Tres o cuatro días después de que Cascabel comenzara a hacer el truco del carrete, Harry Terwilliger encontró unos lápices de cera entre los materiales de artesanía que guardábamos en la celda de seguridad y se los llevó a Delacroix con una sonrisa tímida.
—He pensado que quizá te gustaría pintar el carrete de varios colores —dijo—. Entonces tu amiguito sería como un ratón de circo, o algo por el estilo.
—¡Un ratón de circo! —exclamó Delacroix, rebosante de alegría. Creo que se sentía auténticamente feliz, quizá por primera vez en su miserable vida—. ¡Eso es lo que es! Un ratón de circo. Cuando salga de aquí, me haré rico con él. Ya lo verán.
Sin duda, Percy Wetmore habría recordado a Delacroix que cuando saliese de allí lo haría en una ambulancia que no tendría necesidad de hacer sonar su sirena, pero Harry calló. Le dijo al francés que pintara el carrete lo mejor posible en el mínimo de tiempo, pues tendría que devolver los lápices de cera a su sitio después de cenar.
Del pintó el carrete, desde luego. Cuando terminó, un extremo era amarillo, el otro verde y el centro rojo intenso. Nos acostumbramos a oír a Delacroix anunciar a voz en cuello:
—Maintenant, m'sieurs et mesdames! Le cirque présentement le mous' amusant et amazeant!

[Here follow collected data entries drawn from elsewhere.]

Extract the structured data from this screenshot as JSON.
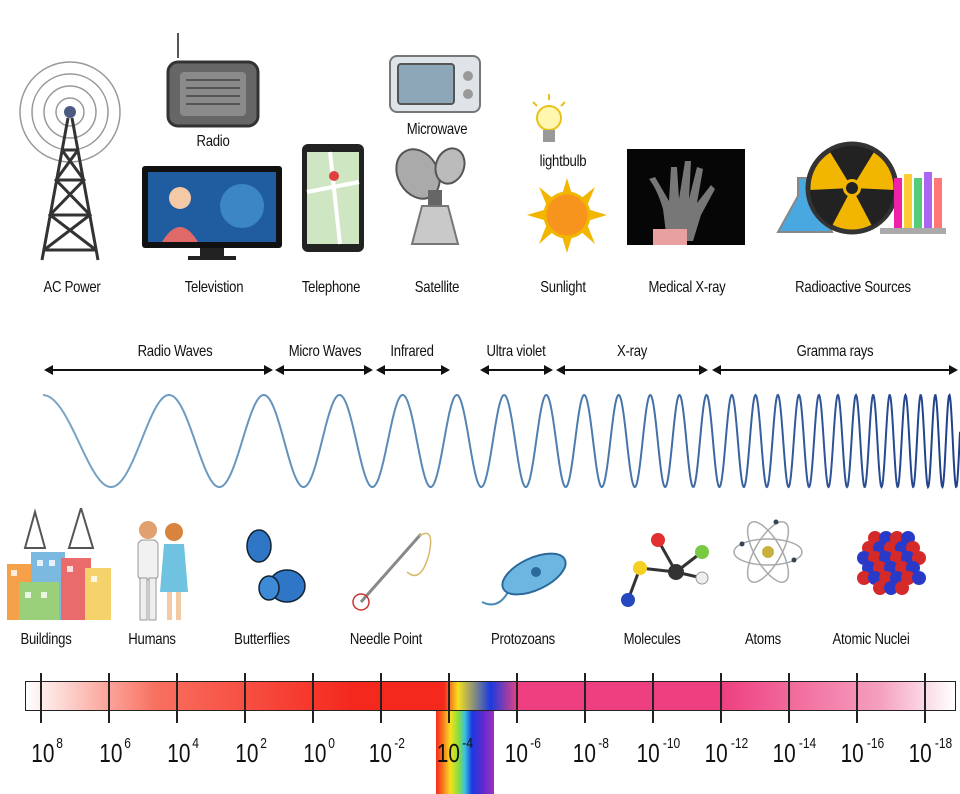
{
  "sources": [
    {
      "label": "AC Power",
      "icon": "radio-tower-icon"
    },
    {
      "label": "Televistion",
      "icon": "television-icon"
    },
    {
      "label": "Telephone",
      "icon": "smartphone-icon"
    },
    {
      "label": "Satellite",
      "icon": "satellite-dish-icon"
    },
    {
      "label": "Sunlight",
      "icon": "sun-icon"
    },
    {
      "label": "Medical X-ray",
      "icon": "xray-hand-icon"
    },
    {
      "label": "Radioactive Sources",
      "icon": "radiation-icon"
    }
  ],
  "upper_sources": [
    {
      "label": "Radio",
      "icon": "radio-icon"
    },
    {
      "label": "Microwave",
      "icon": "microwave-icon"
    },
    {
      "label": "lightbulb",
      "icon": "lightbulb-icon"
    }
  ],
  "bands": [
    {
      "label": "Radio Waves"
    },
    {
      "label": "Micro Waves"
    },
    {
      "label": "Infrared"
    },
    {
      "label": "Ultra violet"
    },
    {
      "label": "X-ray"
    },
    {
      "label": "Gramma rays"
    }
  ],
  "scales": [
    {
      "label": "Buildings",
      "icon": "buildings-icon"
    },
    {
      "label": "Humans",
      "icon": "humans-icon"
    },
    {
      "label": "Butterflies",
      "icon": "butterfly-icon"
    },
    {
      "label": "Needle Point",
      "icon": "needle-icon"
    },
    {
      "label": "Protozoans",
      "icon": "protozoan-icon"
    },
    {
      "label": "Molecules",
      "icon": "molecule-icon"
    },
    {
      "label": "Atoms",
      "icon": "atom-icon"
    },
    {
      "label": "Atomic Nuclei",
      "icon": "nucleus-icon"
    }
  ],
  "wavelength_axis": {
    "base": "10",
    "exponents": [
      "8",
      "6",
      "4",
      "2",
      "0",
      "-2",
      "-4",
      "-6",
      "-8",
      "-10",
      "-12",
      "-14",
      "-16",
      "-18"
    ]
  },
  "colors": {
    "wave": "#6a9cc0",
    "wave_end": "#1f3f8a",
    "bar_red": "#f5281e",
    "bar_pink": "#ee4080",
    "arrow": "#111111"
  }
}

No era exactamente así, pero eso os dará una idea de su francés macarrónico. Luego emitía un sonido gutural, que según creo pretendía imitar un tambor, y arrojaba el carrete. Cascabel lo perseguía de inmediato y lo empujaba con el hocico o con las patas. En el segundo caso, el truco parecía realmente digno de un circo. Delacroix, su ratón y el colorido carrete eran nuestro principal entretenimiento en el momento en que pusieron a John Coffey bajo nuestra custodia, y continuaron siéndolo durante un tiempo. Luego recrudeció mi infección urinaria, que había permanecido tranquila durante un tiempo, y llegó William Wharton. Fue como si alguien abriera las puertas del infierno.